At the appearance of my sisters and Miss von B Rashers did jump to his feet, tight shoes and all, clicking his heels in a military manner and bowing. Miss von B not unflatteringly attired in another one of my mother’s gowns. A trifle too short and slightly illfittingly tight about the bosoms. But Rashers was far less military at the appearance of the Mental Marquis. To whom I was just about to introduce Rashers and Miss von B. When Rashers his mouth full of sherry spluttered it out all over the carpet. One thing of course one had learned in Dublin. That many a previous drama had befallen its citizen denizens. Between bar stools, beds and people. And one had that terrible feeling that something very awful was about to happen tonight. It wasn’t long before his Lordship, pretending to show me some porcelain in an issue of Country Life, had taken me aside and whispered.

‘That ruddy fellow, Ronald Ronald or Rashers or Bashers or whatever he is called. That bloody bugger was in the Buttery drinking champagne out of a chalice, and did me for fifty quid. As a damn fee of membership to a casino in a basement in Fitzwilliam Square.
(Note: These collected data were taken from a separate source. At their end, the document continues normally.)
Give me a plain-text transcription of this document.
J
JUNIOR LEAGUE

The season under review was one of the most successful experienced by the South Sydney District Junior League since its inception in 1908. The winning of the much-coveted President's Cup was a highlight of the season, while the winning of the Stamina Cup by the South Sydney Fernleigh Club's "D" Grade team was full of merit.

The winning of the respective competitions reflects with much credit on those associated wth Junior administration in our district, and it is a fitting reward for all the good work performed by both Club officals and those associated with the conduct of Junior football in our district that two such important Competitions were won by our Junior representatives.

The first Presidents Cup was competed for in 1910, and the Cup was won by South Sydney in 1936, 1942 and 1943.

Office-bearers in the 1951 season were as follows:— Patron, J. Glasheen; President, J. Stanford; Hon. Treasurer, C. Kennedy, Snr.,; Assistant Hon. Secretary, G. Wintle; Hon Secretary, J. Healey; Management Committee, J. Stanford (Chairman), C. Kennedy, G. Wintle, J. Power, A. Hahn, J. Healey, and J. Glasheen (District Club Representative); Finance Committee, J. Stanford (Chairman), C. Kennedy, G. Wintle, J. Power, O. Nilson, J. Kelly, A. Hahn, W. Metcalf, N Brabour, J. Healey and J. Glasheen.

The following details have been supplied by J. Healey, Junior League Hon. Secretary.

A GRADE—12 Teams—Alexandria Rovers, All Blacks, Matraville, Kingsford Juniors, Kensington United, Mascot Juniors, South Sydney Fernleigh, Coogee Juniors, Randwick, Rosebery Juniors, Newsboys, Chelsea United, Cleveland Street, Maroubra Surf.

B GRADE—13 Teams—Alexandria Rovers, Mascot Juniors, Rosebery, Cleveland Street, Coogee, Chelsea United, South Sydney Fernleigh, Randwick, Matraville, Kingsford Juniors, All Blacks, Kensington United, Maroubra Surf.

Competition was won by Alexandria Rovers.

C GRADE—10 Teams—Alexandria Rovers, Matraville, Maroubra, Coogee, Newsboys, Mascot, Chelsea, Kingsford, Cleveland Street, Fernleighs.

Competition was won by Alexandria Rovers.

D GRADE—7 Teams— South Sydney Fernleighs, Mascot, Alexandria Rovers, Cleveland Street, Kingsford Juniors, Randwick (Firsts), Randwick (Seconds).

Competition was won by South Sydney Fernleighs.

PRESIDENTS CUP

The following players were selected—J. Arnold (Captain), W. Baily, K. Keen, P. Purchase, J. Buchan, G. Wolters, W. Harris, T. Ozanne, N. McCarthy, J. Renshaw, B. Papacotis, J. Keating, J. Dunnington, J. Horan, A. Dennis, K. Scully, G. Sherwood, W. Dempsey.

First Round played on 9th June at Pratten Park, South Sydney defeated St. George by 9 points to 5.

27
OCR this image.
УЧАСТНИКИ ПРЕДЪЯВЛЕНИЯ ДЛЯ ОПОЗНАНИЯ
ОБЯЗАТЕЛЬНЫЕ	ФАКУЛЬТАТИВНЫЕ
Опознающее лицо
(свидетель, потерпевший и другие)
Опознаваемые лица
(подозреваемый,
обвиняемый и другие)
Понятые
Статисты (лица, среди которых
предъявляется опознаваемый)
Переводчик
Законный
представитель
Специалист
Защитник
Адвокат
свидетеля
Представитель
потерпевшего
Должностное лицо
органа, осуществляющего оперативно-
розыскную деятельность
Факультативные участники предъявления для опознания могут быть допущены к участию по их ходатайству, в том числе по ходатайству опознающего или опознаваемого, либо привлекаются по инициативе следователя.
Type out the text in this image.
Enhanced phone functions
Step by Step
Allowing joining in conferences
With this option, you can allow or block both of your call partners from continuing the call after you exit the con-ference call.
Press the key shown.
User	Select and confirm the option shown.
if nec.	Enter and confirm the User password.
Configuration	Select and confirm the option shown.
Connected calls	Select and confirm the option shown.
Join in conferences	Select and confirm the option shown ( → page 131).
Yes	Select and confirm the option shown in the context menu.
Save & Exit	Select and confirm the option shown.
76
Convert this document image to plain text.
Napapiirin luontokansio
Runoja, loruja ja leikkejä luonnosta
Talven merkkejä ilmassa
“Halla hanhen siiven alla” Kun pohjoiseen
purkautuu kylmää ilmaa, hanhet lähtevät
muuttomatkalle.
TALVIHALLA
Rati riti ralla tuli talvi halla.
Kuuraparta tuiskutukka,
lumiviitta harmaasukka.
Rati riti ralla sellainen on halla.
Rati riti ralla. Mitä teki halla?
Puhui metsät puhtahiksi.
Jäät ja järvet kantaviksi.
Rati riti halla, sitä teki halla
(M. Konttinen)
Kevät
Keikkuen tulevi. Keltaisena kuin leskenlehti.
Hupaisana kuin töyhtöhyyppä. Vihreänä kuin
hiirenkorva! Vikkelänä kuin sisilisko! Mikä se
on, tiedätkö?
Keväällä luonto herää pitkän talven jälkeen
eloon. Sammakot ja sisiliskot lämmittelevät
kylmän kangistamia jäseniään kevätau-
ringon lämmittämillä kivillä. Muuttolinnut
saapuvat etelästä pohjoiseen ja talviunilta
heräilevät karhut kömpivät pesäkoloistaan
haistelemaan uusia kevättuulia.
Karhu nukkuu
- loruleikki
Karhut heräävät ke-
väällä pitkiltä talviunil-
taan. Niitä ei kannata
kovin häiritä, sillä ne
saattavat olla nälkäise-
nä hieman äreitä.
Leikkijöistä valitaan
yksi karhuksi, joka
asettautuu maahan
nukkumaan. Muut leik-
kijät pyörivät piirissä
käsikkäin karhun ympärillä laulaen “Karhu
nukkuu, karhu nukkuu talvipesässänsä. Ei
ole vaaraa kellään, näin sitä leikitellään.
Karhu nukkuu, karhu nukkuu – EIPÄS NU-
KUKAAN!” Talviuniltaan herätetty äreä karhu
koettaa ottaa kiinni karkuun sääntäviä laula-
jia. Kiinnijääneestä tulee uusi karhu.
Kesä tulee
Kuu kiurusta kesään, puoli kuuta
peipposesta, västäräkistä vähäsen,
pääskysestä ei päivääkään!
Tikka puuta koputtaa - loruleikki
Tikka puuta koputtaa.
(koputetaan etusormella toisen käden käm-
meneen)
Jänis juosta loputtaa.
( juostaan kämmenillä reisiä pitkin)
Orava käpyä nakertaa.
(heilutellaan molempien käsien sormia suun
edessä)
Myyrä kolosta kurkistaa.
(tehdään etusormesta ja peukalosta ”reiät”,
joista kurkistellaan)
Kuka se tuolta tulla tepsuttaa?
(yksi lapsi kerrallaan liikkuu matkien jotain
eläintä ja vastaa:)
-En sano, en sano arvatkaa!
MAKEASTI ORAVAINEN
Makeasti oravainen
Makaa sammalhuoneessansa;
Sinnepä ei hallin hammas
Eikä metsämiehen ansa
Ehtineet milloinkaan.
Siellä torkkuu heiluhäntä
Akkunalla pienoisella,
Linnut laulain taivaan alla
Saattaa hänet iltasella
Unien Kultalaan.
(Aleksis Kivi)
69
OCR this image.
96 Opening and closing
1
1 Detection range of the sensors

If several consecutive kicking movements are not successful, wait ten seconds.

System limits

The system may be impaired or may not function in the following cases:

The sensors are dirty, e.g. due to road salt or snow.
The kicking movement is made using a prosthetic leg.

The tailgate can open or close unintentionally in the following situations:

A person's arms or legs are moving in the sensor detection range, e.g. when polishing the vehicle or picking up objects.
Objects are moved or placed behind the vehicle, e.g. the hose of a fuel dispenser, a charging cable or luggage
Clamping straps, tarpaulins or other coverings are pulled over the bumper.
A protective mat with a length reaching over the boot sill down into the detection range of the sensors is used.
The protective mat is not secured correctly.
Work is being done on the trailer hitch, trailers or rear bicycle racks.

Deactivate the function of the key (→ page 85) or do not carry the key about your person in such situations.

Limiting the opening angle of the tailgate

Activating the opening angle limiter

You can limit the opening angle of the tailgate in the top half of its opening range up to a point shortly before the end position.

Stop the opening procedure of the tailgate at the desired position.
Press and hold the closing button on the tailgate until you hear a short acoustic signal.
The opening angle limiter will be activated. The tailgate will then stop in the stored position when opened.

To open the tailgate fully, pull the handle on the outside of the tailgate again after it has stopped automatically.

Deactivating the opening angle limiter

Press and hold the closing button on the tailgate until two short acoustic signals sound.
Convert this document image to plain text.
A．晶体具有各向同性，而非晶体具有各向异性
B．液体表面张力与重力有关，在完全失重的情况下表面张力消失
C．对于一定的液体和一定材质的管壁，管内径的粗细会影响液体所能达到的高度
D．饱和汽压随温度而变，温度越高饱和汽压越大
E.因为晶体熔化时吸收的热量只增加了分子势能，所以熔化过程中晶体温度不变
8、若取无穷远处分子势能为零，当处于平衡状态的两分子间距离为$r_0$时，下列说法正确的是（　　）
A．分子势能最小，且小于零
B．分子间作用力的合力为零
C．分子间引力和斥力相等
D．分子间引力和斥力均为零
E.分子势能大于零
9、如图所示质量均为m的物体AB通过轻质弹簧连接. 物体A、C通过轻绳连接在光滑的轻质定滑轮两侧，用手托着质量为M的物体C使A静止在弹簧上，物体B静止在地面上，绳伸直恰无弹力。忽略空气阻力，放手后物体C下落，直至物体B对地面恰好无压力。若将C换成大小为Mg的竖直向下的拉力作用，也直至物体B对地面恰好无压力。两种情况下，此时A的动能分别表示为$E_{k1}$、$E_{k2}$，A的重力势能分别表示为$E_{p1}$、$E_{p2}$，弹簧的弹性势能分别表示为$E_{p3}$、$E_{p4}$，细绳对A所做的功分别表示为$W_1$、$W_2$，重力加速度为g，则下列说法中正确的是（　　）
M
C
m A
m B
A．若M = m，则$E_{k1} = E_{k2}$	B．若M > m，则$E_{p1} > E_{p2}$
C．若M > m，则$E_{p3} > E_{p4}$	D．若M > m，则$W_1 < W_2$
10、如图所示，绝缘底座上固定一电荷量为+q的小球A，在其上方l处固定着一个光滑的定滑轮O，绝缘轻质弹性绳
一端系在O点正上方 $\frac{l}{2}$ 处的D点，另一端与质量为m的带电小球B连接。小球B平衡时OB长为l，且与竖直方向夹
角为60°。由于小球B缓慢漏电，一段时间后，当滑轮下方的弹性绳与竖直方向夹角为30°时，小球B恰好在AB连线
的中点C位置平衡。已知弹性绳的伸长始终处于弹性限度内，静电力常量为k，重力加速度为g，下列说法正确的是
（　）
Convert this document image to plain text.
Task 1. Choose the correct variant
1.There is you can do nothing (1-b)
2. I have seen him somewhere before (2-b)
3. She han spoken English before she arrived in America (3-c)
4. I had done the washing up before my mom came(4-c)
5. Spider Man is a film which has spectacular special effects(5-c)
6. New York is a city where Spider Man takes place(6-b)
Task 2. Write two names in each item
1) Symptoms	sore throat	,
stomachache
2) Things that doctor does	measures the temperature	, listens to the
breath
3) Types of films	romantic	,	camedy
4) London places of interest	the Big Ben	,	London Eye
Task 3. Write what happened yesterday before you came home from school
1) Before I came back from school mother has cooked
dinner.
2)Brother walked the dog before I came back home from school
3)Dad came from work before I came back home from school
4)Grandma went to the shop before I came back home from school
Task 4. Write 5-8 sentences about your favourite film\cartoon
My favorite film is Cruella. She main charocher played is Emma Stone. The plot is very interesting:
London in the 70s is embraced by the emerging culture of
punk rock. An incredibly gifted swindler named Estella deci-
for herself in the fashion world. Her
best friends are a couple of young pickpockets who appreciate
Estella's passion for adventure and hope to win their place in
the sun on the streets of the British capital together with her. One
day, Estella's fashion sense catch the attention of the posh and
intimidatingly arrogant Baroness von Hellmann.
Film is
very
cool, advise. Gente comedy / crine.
And also the promise of an introduction to the most beautiful creature. Clarissa. Claimed she was his half sister. But more likely for whom he was pimping. Ruddy fellow did a disappearing act. What on earth is the fellow doing here. In the confines of your house Kildare.’

‘O him. Goodness. Yes. Well. He is rather here isn’t he.’

‘Well I caught him up once on the street and he ran outright, left me holding his coat with not a blessed thing in it but dinched cigarettes out of the gutter and ruddy pawn tickets. I suppose you’re going to ask me if I redeemed them. Of course I damn bloody well did. Quite an interesting place as a matter of fact. The damn bloke had pawned a ruddy toilet bowl, plus the baby’s pram he pushed the ruddy thing to the pawn shop in. Suppose it does make you have to treat a chap like that with a certain respect I suppose.’

Although in a get up defying domestic description which on scrutiny appeared to be my grandfather’s hunting coat much too large for him, and the tails hanging below the backs of his knees, Crooks nonetheless absolutely in his element. But who my god should he have at his heels carrying the trays, and in my old school clothes, his hair plastered back and shifty eyed, but Foxy’s brother.